Profiling everything at one shot.

Last Significant Update:

2024-07-05

Status:

Draft

Comments to:

mensurae@jkoshy.net

Sauron has just obtained up a new Palantir model and is currently playing with it. He is very happy with it, but then notices that NetBSD™ running on the Palantir[1] is somehow immune to his all-seeing eye.

Sauron fires up Mensurae as a workaround:

// Count instructions for all threads and processes.
$ measurements count -t 1s --event instructions-retired --all

The resulting output is a listing, once a second, of every active thread in the system (daemon or otherwise), withthe number instructions executed by that thread.[2]

Sauron then asks for the instruction counts at every thread context switch.[3]

// Log instructions at every context switch to 'mensurae.out'.
$ measurements count --csw --event instructions-retired

He then visualizes the resulting data on a timeline.

But Sauron also wants a “code-centric view” of the activity on his system.  For this he uses Mensurae's 'sampling' feature to capture a callstack on every CPU in the Palantir once every 1 million instructions:

// Writes to 'mensurae.out'.
$ measurements callstacks --event instructions-retired -c 1M -t 1m

Then Sauron invokes a web based viewer on the collected profile information.
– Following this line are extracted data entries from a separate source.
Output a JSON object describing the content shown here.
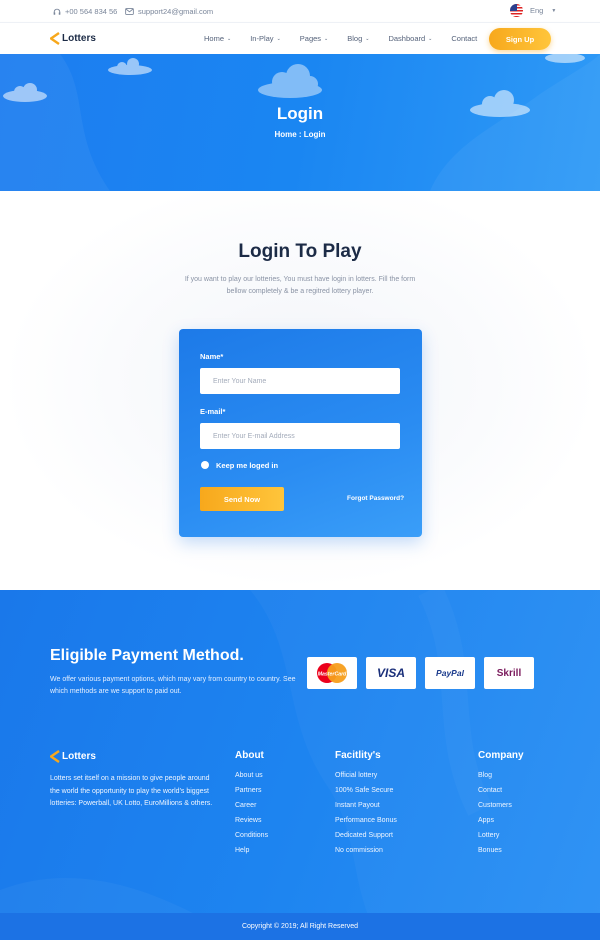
{
  "topbar": {
    "phone": "+00 564 834 56",
    "email": "support24@gmail.com",
    "language": "Eng"
  },
  "brand": {
    "name": "Lotters"
  },
  "nav": {
    "items": [
      {
        "label": "Home",
        "dropdown": true
      },
      {
        "label": "In-Play",
        "dropdown": true
      },
      {
        "label": "Pages",
        "dropdown": true
      },
      {
        "label": "Blog",
        "dropdown": true
      },
      {
        "label": "Dashboard",
        "dropdown": true
      },
      {
        "label": "Contact",
        "dropdown": false
      }
    ],
    "signup_label": "Sign Up"
  },
  "hero": {
    "title": "Login",
    "breadcrumb": "Home : Login"
  },
  "login": {
    "heading": "Login To Play",
    "intro": "If you want to play our lotteries, You must have login in lotters. Fill the form bellow completely & be a regitred lottery player.",
    "name_label": "Name*",
    "name_placeholder": "Enter Your Name",
    "email_label": "E-mail*",
    "email_placeholder": "Enter Your E-mail Address",
    "remember_label": "Keep me loged in",
    "submit_label": "Send Now",
    "forgot_label": "Forgot Password?"
  },
  "payment": {
    "title": "Eligible Payment Method.",
    "text": "We offer various payment options, which may vary from country to country. See which methods are we support to paid out.",
    "methods": [
      "MasterCard",
      "VISA",
      "PayPal",
      "Skrill"
    ]
  },
  "footer": {
    "about_text": "Lotters set itself on a mission to give people around the world the opportunity to play the world's biggest lotteries: Powerball, UK Lotto, EuroMillions & others.",
    "columns": [
      {
        "heading": "About",
        "links": [
          "About us",
          "Partners",
          "Career",
          "Reviews",
          "Conditions",
          "Help"
        ]
      },
      {
        "heading": "Facitlity's",
        "links": [
          "Official lottery",
          "100% Safe Secure",
          "Instant Payout",
          "Performance Bonus",
          "Dedicated Support",
          "No commission"
        ]
      },
      {
        "heading": "Company",
        "links": [
          "Blog",
          "Contact",
          "Customers",
          "Apps",
          "Lottery",
          "Bonues"
        ]
      }
    ],
    "copyright": "Copyright © 2019; All Right Reserved"
  },
  "colors": {
    "primary": "#1d7df0",
    "accent": "#f7a81c",
    "dark": "#1c2b46"
  }
}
// Reads from 'mensurae.out'.
$ measurements web
http://mordor:9000/

This viewer shows him the list of the most active program images and shared libraries on his system.

Where symbol and debug information is present, the viewer shows Sauron the names of the functions that were the most active during sampling, along with their corresponding filenames and line numbers.  Where source code to these functions is available, the viewer shows him a combined source-cum-disassembly view.

Sauron notes that he is also able to view the collected data in other ways (e.g., as flamegraphs).

Sauron is pleased to discover that Mensurae’s query language can be used to isolate specific callstacks for further study.  Sauron is also pleased to note that Mensurae’s callstack views traverse native execution and interpreted language execution seamlessly.

Design Considerations

Measuring Running Processes

Mensurae should be able to attach to already running processes without disrupting their operation.  Both current and future threads of execution should be covered.

Interrupt-handler threads should similarly be instrumentable (on OSes that use these).

Stability of Operation

Mensurae’s operation should not cause the system to become unstable.

In the event of a resource shortage, the measurement process should degrade gracefully.

Low Overheads

Measurements should be low in overhead.

Cross-Language Backtraces

(Note: This feature was not implemented by FreeBSD’s PmcTools.)

Many applications use a mix of native code and interpreted languages (e.g., applications built with NodeJS, applications embedding Python, etc.), with execution crossing two or more language runtimes. For example, a callstack from an Android™ device may interleave Java, native (C/C++) code and Javascript (embedded V8) execution.

We would like backtraces to traverse diverse language runtimes seamlessly.


1. NetBSD™ runs on all sorts of hardware apparently.
2. Sauron could have performed an equivalent measurement with FreeBSD’s HWPMC too.
3. See PMC_F_LOG_PROCCSW in FreeBSD's HWPMC.